The problem is that the force has to be measured immediately, and there wasn’t a machine that could make that measurement fast enough to see the effect. So Cohen’s team partnered with Gareth McKinley at MIT, who altered the machine to get the data more quickly. When they tested simple solutions they had made, they saw that characteristic drop in force after they reversed the flow. Further modeling suggested that friction might be the contact force at play.

“We are giddy with excitement,” Cohen says. His results were published today in the journal, Physical Review Letters.

“It’s an excellent piece of work,” says Jeffrey Morris, a chemical engineer who studies fluid mechanics at the City College of New York. But he does point out that Cohen’s results might not be generalizable to every shear thickening fluid. “I think they’ve shown that friction is the right explanation for their system, but other systems may need to be tested on a case by case basis,” he says.

Norman Wagner, a chemical engineer at the University of Delaware, says that research into frictional interactions like this is important, but notes that he isn’t completely convinced as Cohen’s team didn’t measure friction directly (they inferred it was friction from their modeling however they didn’t find the exact measurement of the friction between the particles). He also says that there’s a lot of data in the field already that strongly indicates hydrodynamic clusters as the cause for shear thickening.

However, the researchers all agree that once the exact cause of shear thickening is nailed down, the applications that could follow are vast. “Once you know the mechanism that’s causing the phenomenon, you can tailor particle properties to change it,” says Morris. People could design mixtures that either stiffen up or stay fluid, depending on what they want to do with them, he says.

For example, you want to be able to easily spray or roll paint on your wall without it clumping up. Researchers had to design paint so that it did not shear thicken. The same goes for cement, which needs to be poured at high speeds without seizing.
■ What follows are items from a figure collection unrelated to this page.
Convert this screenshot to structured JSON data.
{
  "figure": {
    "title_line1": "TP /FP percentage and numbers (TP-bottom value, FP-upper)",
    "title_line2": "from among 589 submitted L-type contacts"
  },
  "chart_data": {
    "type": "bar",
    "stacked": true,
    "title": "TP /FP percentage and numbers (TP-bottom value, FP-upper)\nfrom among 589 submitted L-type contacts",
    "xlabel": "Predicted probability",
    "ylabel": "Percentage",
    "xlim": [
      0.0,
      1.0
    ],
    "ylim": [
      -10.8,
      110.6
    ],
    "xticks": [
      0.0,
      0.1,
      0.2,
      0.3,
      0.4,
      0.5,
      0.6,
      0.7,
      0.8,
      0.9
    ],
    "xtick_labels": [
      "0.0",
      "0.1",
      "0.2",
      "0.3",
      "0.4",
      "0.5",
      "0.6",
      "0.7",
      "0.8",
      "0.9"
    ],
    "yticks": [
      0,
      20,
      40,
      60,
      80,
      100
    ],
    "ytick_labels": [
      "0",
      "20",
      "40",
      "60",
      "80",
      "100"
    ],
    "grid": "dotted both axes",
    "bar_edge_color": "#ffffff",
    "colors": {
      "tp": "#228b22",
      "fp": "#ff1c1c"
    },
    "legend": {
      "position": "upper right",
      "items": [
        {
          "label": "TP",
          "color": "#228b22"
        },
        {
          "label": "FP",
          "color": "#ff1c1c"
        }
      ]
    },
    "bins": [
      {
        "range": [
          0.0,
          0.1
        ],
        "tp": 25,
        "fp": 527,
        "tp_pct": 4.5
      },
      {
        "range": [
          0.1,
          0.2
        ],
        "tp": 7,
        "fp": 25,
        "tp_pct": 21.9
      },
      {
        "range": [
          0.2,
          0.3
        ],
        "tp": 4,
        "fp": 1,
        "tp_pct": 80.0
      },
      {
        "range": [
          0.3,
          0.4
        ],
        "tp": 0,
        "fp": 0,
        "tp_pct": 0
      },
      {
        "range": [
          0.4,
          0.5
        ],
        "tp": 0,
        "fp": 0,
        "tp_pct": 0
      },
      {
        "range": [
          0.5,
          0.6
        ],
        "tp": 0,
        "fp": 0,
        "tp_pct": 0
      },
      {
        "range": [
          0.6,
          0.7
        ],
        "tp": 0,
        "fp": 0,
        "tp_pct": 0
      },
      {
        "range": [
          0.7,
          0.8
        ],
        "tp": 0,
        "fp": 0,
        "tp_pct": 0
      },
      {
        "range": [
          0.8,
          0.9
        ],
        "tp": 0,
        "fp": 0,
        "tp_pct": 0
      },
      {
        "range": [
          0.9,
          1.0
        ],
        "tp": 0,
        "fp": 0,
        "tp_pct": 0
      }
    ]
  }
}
On the other hand, shear thickening fluids can make body armor that hardens on impact, spreading the force across a larger part of the body, says Wagner. That protects soldiers, police, and EMTs from things like stab wounds or fragments flying through the air during an explosion.

Watch this cornstarch and water mixture harden against a hammer strike, then return to a fluid:

Credit: Cohen Lab

“And if we can protect soldiers,” he says, “why not astronauts?” Wagner and his team are working on a NASA funded project to improve space suits so that micrometeorites or other debris can’t puncture them. They have also bent their technology to make padding for helmets and shin guards that would do a better job protecting athletes from harmful impacts. They are even making puncture resistant gloves that would give healthcare workers the same dexterity as current ones but with extra protection against accidental needle sticks.

“It’s a very exciting area,” says Wagner. He’s very interested in designing materials that automatically protect someone, without robotics or power. It’s just the innate physics of the material, he says. “We can harness nature to work to our advantage to make it respond in a way that protects us.”